Que relações de produção se dissimulam por detrás da mais-valia? A mais-valia supõe:

  1. existência do valor em geral, isto é, a troca de mercadorias;
  2. a concentração, nas mãos dos capitalistas, dos meios de produção, o monopólio capitalista;
  3. o trabalho assalariado.

O conjunto destes fatores condiciona a criação da mais-valia, de que se apropria o capitalista. Este e o mecanismo da exploração capitalista. Sem esta razão especifica, não há nem pode haver capitalismo.

Vejamos, agora, as relações existentes nas nossas indústrias estatais e comparemo-las às relações capitalistas. Comecemos pela primeira condição da mais-valia, pelas relações comerciais regidas pela lei do valor. Parece-me que este fantasma não tem influência decisiva, por menos que seja, sobre a resposta a dar à questão da existência da mais-valia na URSS. É verdade que é absurdo falar de mais-valia quando falta o comércio, quando não há valor em geral; mas, por outro lado, o comércio não supõe necessariamente as relações capitalistas e a existência da mais-valia. Limitemo-nos a mencionar a simples produção de mercadorias, que estudamos no capitulo do valor e, um pouco, no capítulo da mais-valia. Vemos aí relações comerciais regidas pela lei do valor, mas não vemos mais valia. Tudo isto pode ser aplicado sem restrições à indústria estatal da URSS A existência de relações comerciais na indústria da URSS e tudo o que dai decorre — circulação monetária, sistema bancário, etc. — não demonstra o caráter capitalista desta indústria. Podemos, pois, cortar a questão da aplicação ou não aplicação da categoria da mais-valia à indústria estatal da URSS independente da medida em que as relações comerciais dominam, e em que a lei do valor atua na economia da URSS em geral, e da indústria de Estado em particular(1).

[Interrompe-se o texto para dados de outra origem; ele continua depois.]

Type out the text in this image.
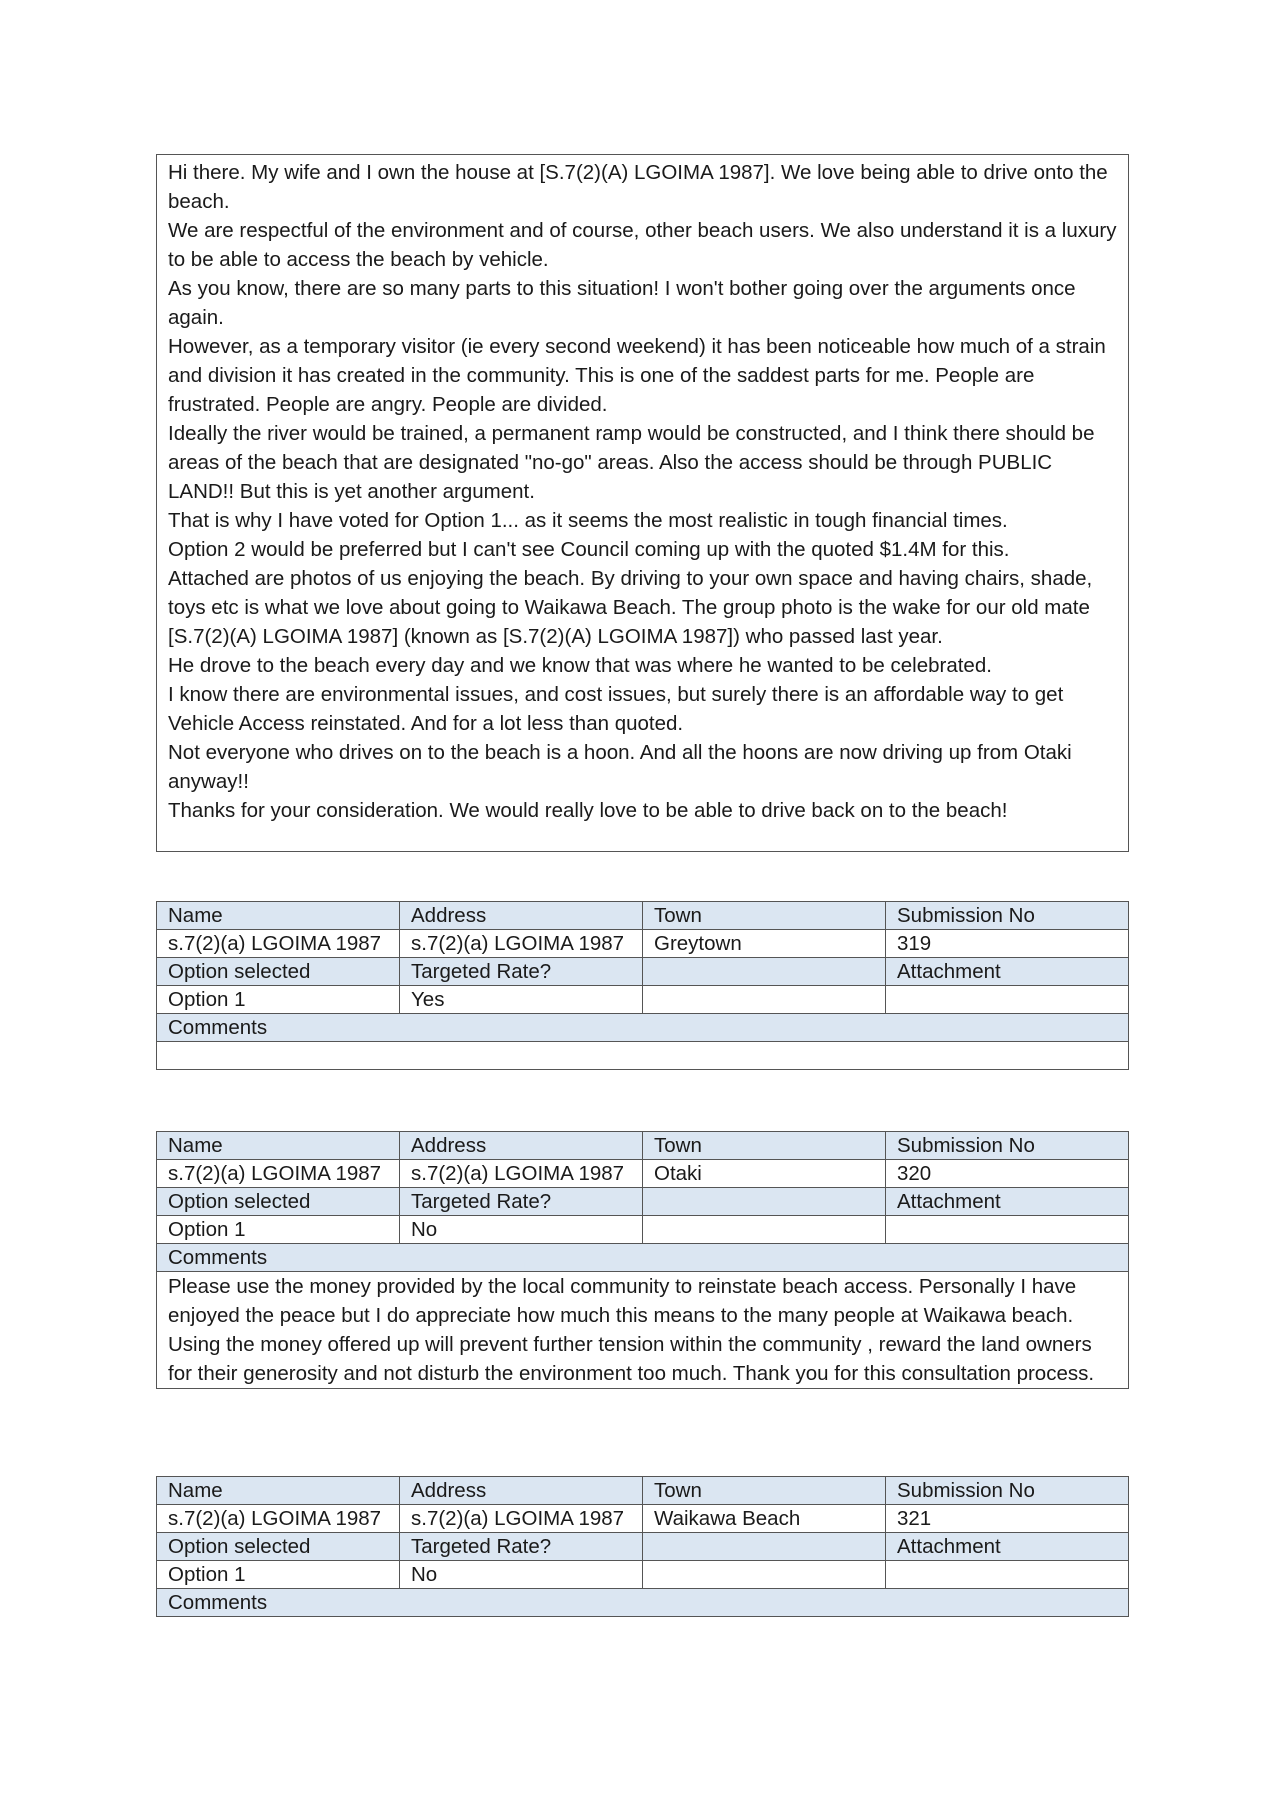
Hi there. My wife and I own the house at [S.7(2)(A) LGOIMA 1987]. We love being able to drive onto the beach.

We are respectful of the environment and of course, other beach users. We also understand it is a luxury to be able to access the beach by vehicle.

As you know, there are so many parts to this situation! I won't bother going over the arguments once again.

However, as a temporary visitor (ie every second weekend) it has been noticeable how much of a strain and division it has created in the community. This is one of the saddest parts for me. People are frustrated. People are angry. People are divided.

Ideally the river would be trained, a permanent ramp would be constructed, and I think there should be areas of the beach that are designated "no-go" areas. Also the access should be through PUBLIC LAND!! But this is yet another argument.

That is why I have voted for Option 1... as it seems the most realistic in tough financial times.

Option 2 would be preferred but I can't see Council coming up with the quoted $1.4M for this.

Attached are photos of us enjoying the beach. By driving to your own space and having chairs, shade, toys etc is what we love about going to Waikawa Beach. The group photo is the wake for our old mate [S.7(2)(A) LGOIMA 1987] (known as [S.7(2)(A) LGOIMA 1987]) who passed last year.

He drove to the beach every day and we know that was where he wanted to be celebrated.

I know there are environmental issues, and cost issues, but surely there is an affordable way to get Vehicle Access reinstated. And for a lot less than quoted.

Not everyone who drives on to the beach is a hoon. And all the hoons are now driving up from Otaki anyway!!

Thanks for your consideration. We would really love to be able to drive back on to the beach!

Name	Address	Town	Submission No
s.7(2)(a) LGOIMA 1987	s.7(2)(a) LGOIMA 1987	Greytown	319
Option selected	Targeted Rate?		Attachment
Option 1	Yes		
Comments			

Name	Address	Town	Submission No
s.7(2)(a) LGOIMA 1987	s.7(2)(a) LGOIMA 1987	Otaki	320
Option selected	Targeted Rate?		Attachment
Option 1	No		
Comments			
Please use the money provided by the local community to reinstate beach access. Personally I have enjoyed the peace but I do appreciate how much this means to the many people at Waikawa beach. Using the money offered up will prevent further tension within the community , reward the land owners for their generosity and not disturb the environment too much. Thank you for this consultation process.			
Name	Address	Town	Submission No
s.7(2)(a) LGOIMA 1987	s.7(2)(a) LGOIMA 1987	Waikawa Beach	321
Option selected	Targeted Rate?		Attachment
Option 1	No		
Comments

Não teremos razão de considerar a nossa indústria estatal como um elemento do capitalismo ou do capitalismo de Estado, se não descobrirmos nela, além das relações comerciais, os dois outros índices característicos da mais-valia: a existência de uma classe capitalista e a do trabalho assalariado.

Detenhamo-nos no segundo índice, a existência de uma classe capitalista, de possuidores dos meios de produção. Esta classe falta na nossa indústria estatal, que pertence à classe operária organizada em Estado. Assim, o índice decisivo das relações sociais especificamente capitalistas — a existência de uma classe capitalista — não se aplica à nossa indústria estatal.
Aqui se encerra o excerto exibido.